Basically animal life here is about food, sleep, poop, and procreation. And getting from place to place in order to eat, sleep, poop, and procreate. Some fly, some swim, and some crawl, all on top of volcanos formed from the molten center of earth exploding upward as all things hot under pressure explode sooner or later to the surface.

Once something works, it works. Sea turtles don’t need to change, they’ve survived, baring humans and a couple other large predators. It is only necessity that is the mother of evolution. Or more aptly, it is advantage that creates change, without the awareness of the evolving species. Did a single cormorant note the moment when they traded the ability to fly for the ability to dive deeper into the sea for food? Did a penguin? Do they dream of flying? I doubt it, with all those little fishes digesting in their bellies.

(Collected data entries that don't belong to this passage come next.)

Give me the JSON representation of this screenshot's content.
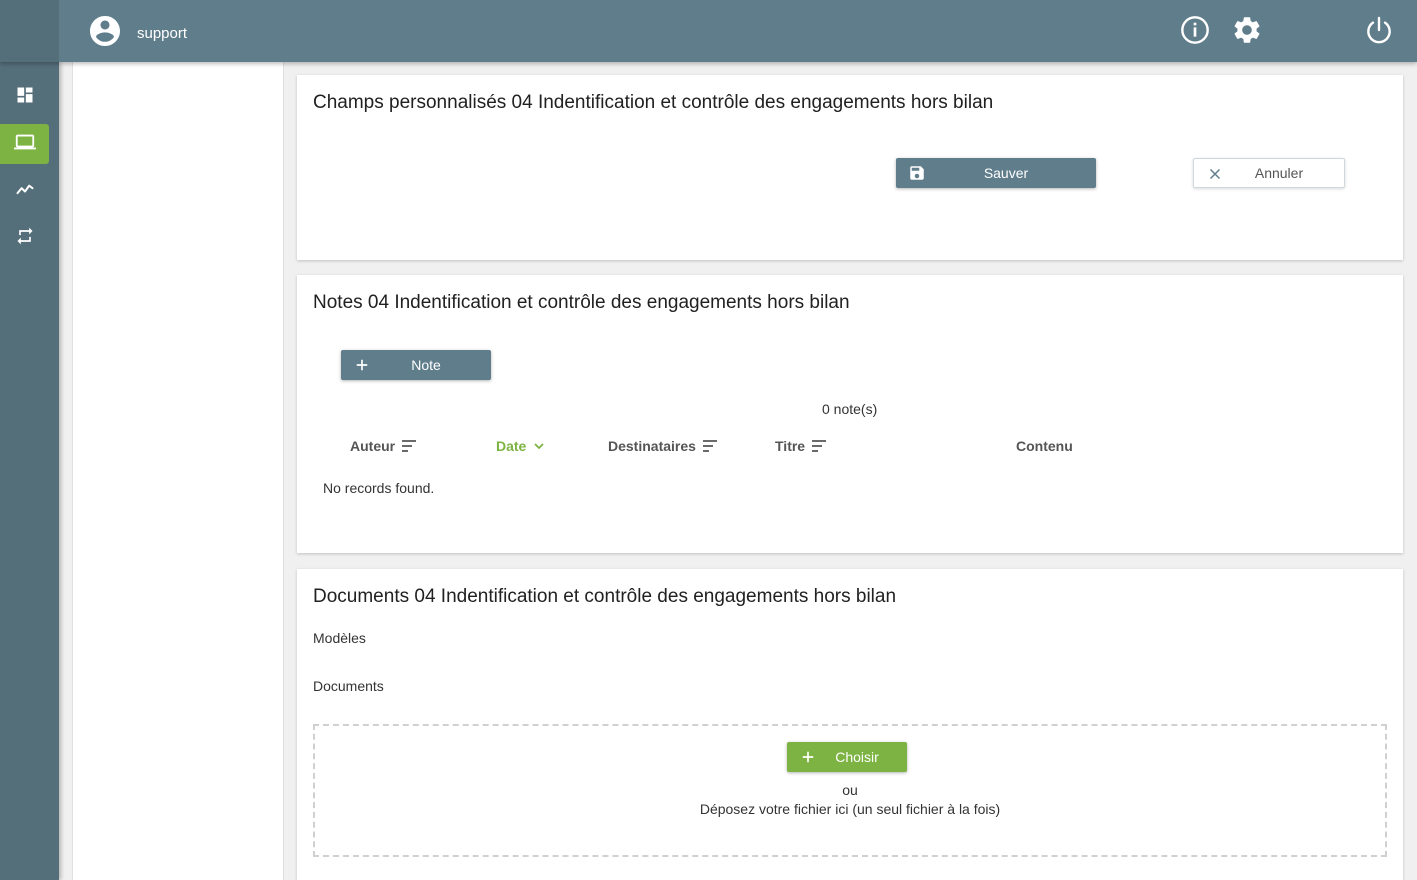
{
  "header": {
    "username": "support",
    "icons": [
      "info-icon",
      "gear-icon",
      "power-icon"
    ]
  },
  "sidebar": {
    "items": [
      {
        "icon": "dashboard-icon",
        "active": false
      },
      {
        "icon": "laptop-icon",
        "active": true
      },
      {
        "icon": "trending-icon",
        "active": false
      },
      {
        "icon": "swap-icon",
        "active": false
      }
    ]
  },
  "custom_fields": {
    "title": "Champs personnalisés 04 Indentification et contrôle des engagements hors bilan",
    "save_label": "Sauver",
    "cancel_label": "Annuler"
  },
  "notes": {
    "title": "Notes 04 Indentification et contrôle des engagements hors bilan",
    "add_label": "Note",
    "count": "0 note(s)",
    "columns": [
      {
        "label": "Auteur",
        "sort": "none"
      },
      {
        "label": "Date",
        "sort": "desc"
      },
      {
        "label": "Destinataires",
        "sort": "none"
      },
      {
        "label": "Titre",
        "sort": "none"
      },
      {
        "label": "Contenu",
        "sort": "disabled"
      }
    ],
    "empty": "No records found."
  },
  "documents": {
    "title": "Documents 04 Indentification et contrôle des engagements hors bilan",
    "templates_label": "Modèles",
    "documents_label": "Documents",
    "choose_label": "Choisir",
    "or": "ou",
    "drop_hint": "Déposez votre fichier ici (un seul fichier à la fois)"
  },
  "colors": {
    "header": "#607d8b",
    "sidebar": "#546e7a",
    "accent": "#7cb342"
  }
}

Neither awareness nor curiosity enter into it. Understanding who I am and what my place is on planet Earth doesn’t enter the consciousness of a penguin or a shark. But it does for us. We wonder and ponder and strive for answers BECAUSE we have questions about what we don’t know. We know we don’t know. We are aware of distant past and distant future, of geography beyond what is in front of us, and that species evolve.

We have this deep need to record everything and make sense of it, and to turn it into permanent images and words and share it with others of our species. We have a need to say “I was here” if only for a moment.